Il est à signaler que la venue du grand Rabbin de France en Algérie avait suscité ces dernières 48 heures une vive polémique  en Algérie. Certains milieux proches de la mouvance politique des Frères musulmans n’ont pas caché en effet leur animosité à son égard, à l’instar du Mouvement de la société pour la paix (MSP) dont le président a publié le 23 août un texte dénonçant l’amalgame entre politique et religion opéré par la venue de Haïm Korsia aux côtés d’Emmanuel Macron. Une partie de l’islam politique algérien considère le grand rabbin de France comme un relais du «sionisme» et lui reproche son hostilité à la cause palestinienne.
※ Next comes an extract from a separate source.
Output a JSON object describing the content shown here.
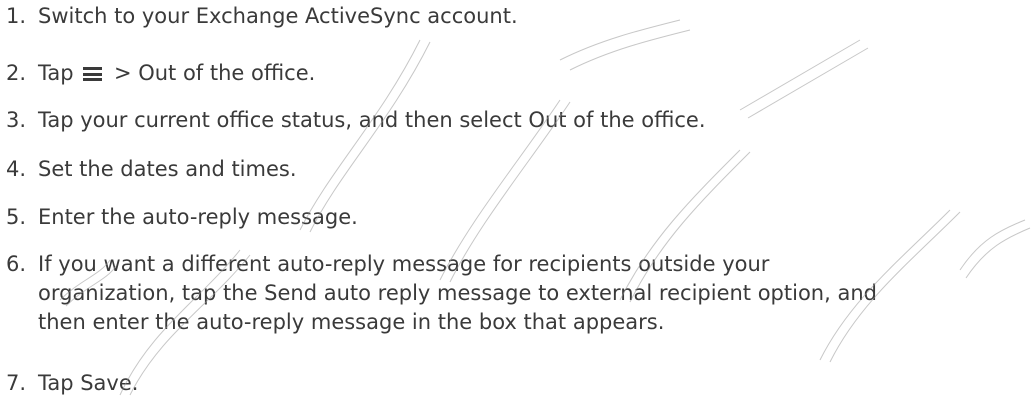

De son côté, Haïm Korsia, se réjouissait de ce retour au pays de ses racines, malgré les critiques et les violentes polémiques provoquées par certains milieux conservateurs et islamistes en Algérie. Mercredi en fin de journée, Haïm Korsia avait confié au quotidien français, l’Opinion, son impatience à l’idée de vivre « un retour à [s]es racines dans une sorte d’émerveillement ». Le lendemain, à savoir jeudi matin, le grand rabbin de France annonce à la surprise générale l’annulation de son voyage en Algérie sans cacher sa « déception » car ce voyage devait être l’occasion pour lui de consolider les liens entre les juifs français d’origine algérienne et le pays dans lequel ils plongent leurs racines.